The retention of financial advisors by chapter 11 debtors must be approved by a bankruptcy court. Currently, debtors may file employment applications for financial advisors, whose affiliate’s employees, prepetition, served as a chief restructuring officer (“CRO”), under two different sections of title 11 of the United States Code (the “Bankruptcy Code”). Under section 327(a), financial advisors must satisfy a stringent two-part test to be approved. Alternatively, financial advisors may seek approval under section 363(b) pursuant to the J. Alix Protocol, a national settlement protocol developed by the United States Trustee Program (the “USTP”). Since its inception, the J. Alix Protocol has been cited by debtors and bankruptcy courts when seeking and granting employment application approval. However, concerns over the use of the J. Alix Protocol as “a tool to avoid transparency and create inequity” have courts reverting back to approving the retention of financial advisors under section 327(a).
The United States Bankruptcy Court for the Southern District of Texas voiced concerns when a debtor initially filed an employment application pursuant to the J. Alix Protocol. After amending its application to seek approval under section 327(a), the debtor received court approval to employ financial advisors, and the court found this second filing provided “a much-appreciated level of transparency.”
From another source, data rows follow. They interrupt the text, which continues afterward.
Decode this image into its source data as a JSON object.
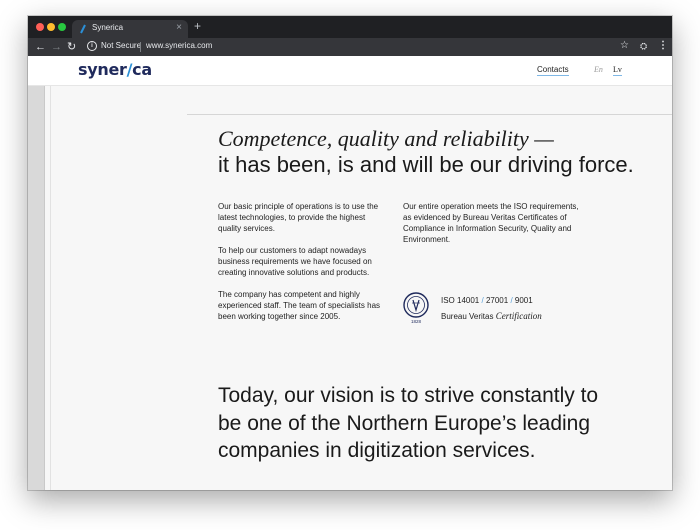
{
  "browser": {
    "tab_title": "Synerica",
    "tab_close": "×",
    "new_tab": "+",
    "security_label": "Not Secure",
    "url": "www.synerica.com",
    "icons": [
      "back-arrow-icon",
      "forward-arrow-icon",
      "reload-icon",
      "info-icon",
      "star-icon",
      "extension-icon",
      "menu-icon"
    ]
  },
  "header": {
    "logo": {
      "part1": "syner",
      "slash": "/",
      "part2": "ca"
    },
    "nav_contacts": "Contacts",
    "lang_en": "En",
    "lang_lv": "Lv"
  },
  "hero": {
    "line_italic": "Competence, quality and reliability —",
    "line_plain": "it has been, is and will be our driving force."
  },
  "left_column": {
    "p1": "Our basic principle of operations is to use the latest technologies, to provide the highest quality services.",
    "p2": "To help our customers to adapt nowadays business requirements we have focused on creating innovative solutions and products.",
    "p3": "The company has competent and highly experienced staff. The team of specialists has been working together since 2005."
  },
  "right_column": {
    "p1": "Our entire operation meets the ISO requirements, as evidenced by Bureau Veritas Certificates of Compliance in Information Security, Quality and Environment."
  },
  "certification": {
    "iso_1": "ISO 14001",
    "iso_2": "27001",
    "iso_3": "9001",
    "separator": "/",
    "issuer": "Bureau Veritas",
    "issuer_suffix": "Certification",
    "seal_year": "1828"
  },
  "vision": {
    "text": "Today, our vision is to strive constantly to be one of the Northern Europe’s leading companies in digitization services."
  },
  "colors": {
    "brand_navy": "#1f2a5c",
    "brand_blue": "#2b8fd6",
    "accent_underline": "#7fb8e6"
  }
}
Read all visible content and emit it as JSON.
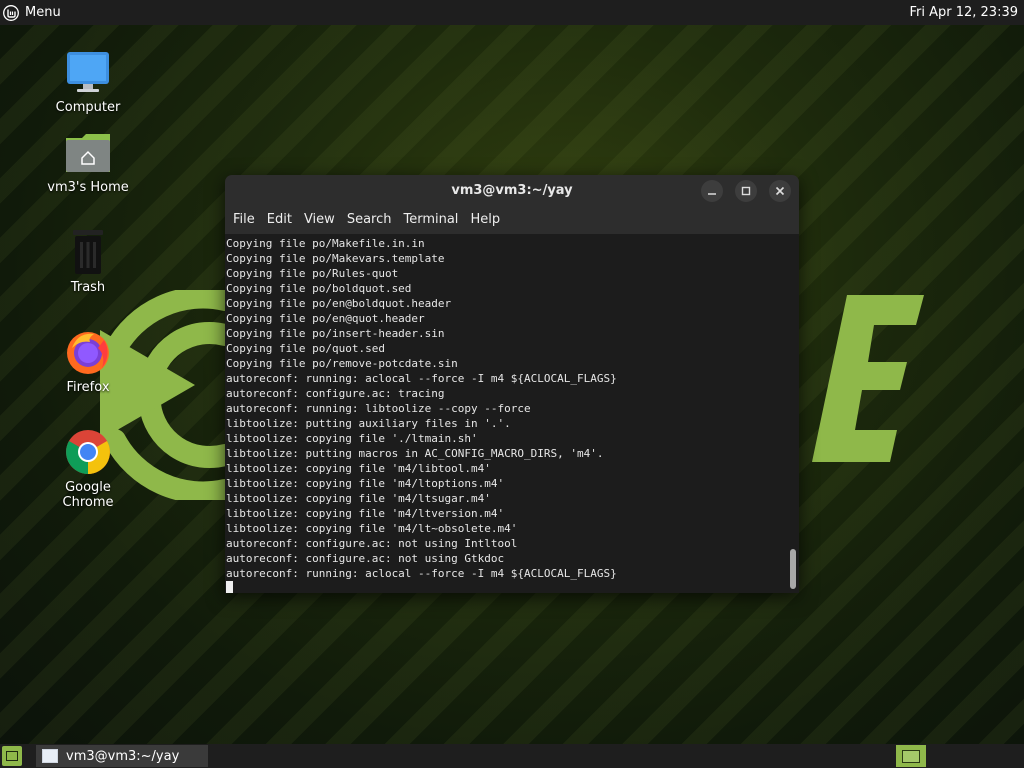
{
  "top_panel": {
    "menu_label": "Menu",
    "clock": "Fri Apr 12, 23:39"
  },
  "desktop_icons": [
    {
      "label": "Computer",
      "icon": "computer-icon"
    },
    {
      "label": "vm3's Home",
      "icon": "home-folder-icon"
    },
    {
      "label": "Trash",
      "icon": "trash-icon"
    },
    {
      "label": "Firefox",
      "icon": "firefox-icon"
    },
    {
      "label": "Google Chrome",
      "icon": "chrome-icon"
    }
  ],
  "terminal": {
    "title": "vm3@vm3:~/yay",
    "menu": [
      "File",
      "Edit",
      "View",
      "Search",
      "Terminal",
      "Help"
    ],
    "lines": [
      "Copying file po/Makefile.in.in",
      "Copying file po/Makevars.template",
      "Copying file po/Rules-quot",
      "Copying file po/boldquot.sed",
      "Copying file po/en@boldquot.header",
      "Copying file po/en@quot.header",
      "Copying file po/insert-header.sin",
      "Copying file po/quot.sed",
      "Copying file po/remove-potcdate.sin",
      "autoreconf: running: aclocal --force -I m4 ${ACLOCAL_FLAGS}",
      "autoreconf: configure.ac: tracing",
      "autoreconf: running: libtoolize --copy --force",
      "libtoolize: putting auxiliary files in '.'.",
      "libtoolize: copying file './ltmain.sh'",
      "libtoolize: putting macros in AC_CONFIG_MACRO_DIRS, 'm4'.",
      "libtoolize: copying file 'm4/libtool.m4'",
      "libtoolize: copying file 'm4/ltoptions.m4'",
      "libtoolize: copying file 'm4/ltsugar.m4'",
      "libtoolize: copying file 'm4/ltversion.m4'",
      "libtoolize: copying file 'm4/lt~obsolete.m4'",
      "autoreconf: configure.ac: not using Intltool",
      "autoreconf: configure.ac: not using Gtkdoc",
      "autoreconf: running: aclocal --force -I m4 ${ACLOCAL_FLAGS}"
    ]
  },
  "taskbar": {
    "items": [
      {
        "label": "vm3@vm3:~/yay",
        "icon": "terminal-window-icon"
      }
    ]
  },
  "colors": {
    "accent": "#8fb84a",
    "panel": "#1e1e1e",
    "terminal_bg": "#1c1c1c"
  }
}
This memorandum explores whether debtors should be permitted to retain financial advisors who served in prepetition roles under section 327(a) or the J. Alix Protocol. Part I evaluates the employment application process under section 327(a). Part II similarly analyzes applications filed under the J. Alix Protocol. Part III discusses each application’s effectiveness at providing transparency and equity and concludes debtors should file financial advisor employment applications under section 327(a).